I have an application that calls a web worker after clicking a button. Computations are transferred to the employee in order to reduce the user interface and make it responsive to user actions during the calculations.
Everything is going well, and after about 0.8-1.5 seconds, the worker sends a response. In work.onmessage, I do all the necessary DOM actions. But after that, the GC appears and practically blocks the user interface for 2 or more seconds, depending on the processor.
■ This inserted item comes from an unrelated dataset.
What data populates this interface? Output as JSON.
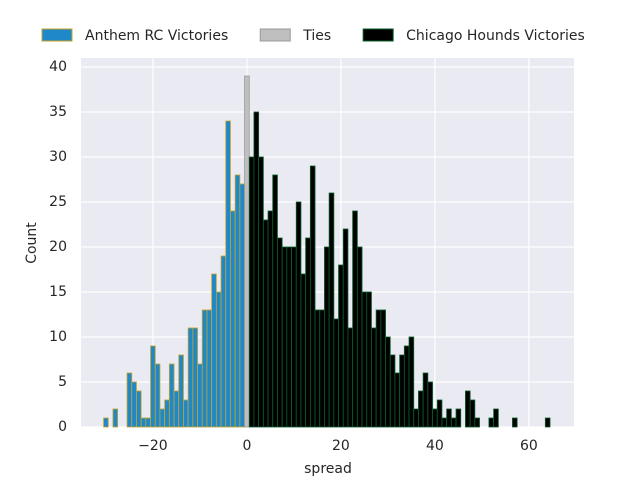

This really baffles me, because user interface locking is what I want to prevent.
Here's a screenshot of the timeline / memory console tab tab: http://i.imgur.com/zUoHa.jpg
As you can see, GC events occur immediately after all manipulations with the DOM. In fact, there is only one repaint event (using DocumentFragment).
js main code:
var sortWorker = new Worker('js/contactsorter.js'); sortWorker.onmessage = function(e) { var messages = []; e.data.forEach(function(userDoc) { var contactSection = _drawContact(userDoc); messages.push(contactSection); }); meta.append(messages);
contactsorter.js (worker):
onmessage = function(e) { var uid, output = [], usersStat = {};
Is there a way to avoid these GC events in this place or not?
UPD: it seems to me that the time of the GC (s) depends on the amount of data that was sent to the employee. UPD2: after shutting down and loading, GC events occur only twice, thereby blocking the user interface in less than a second. Hm?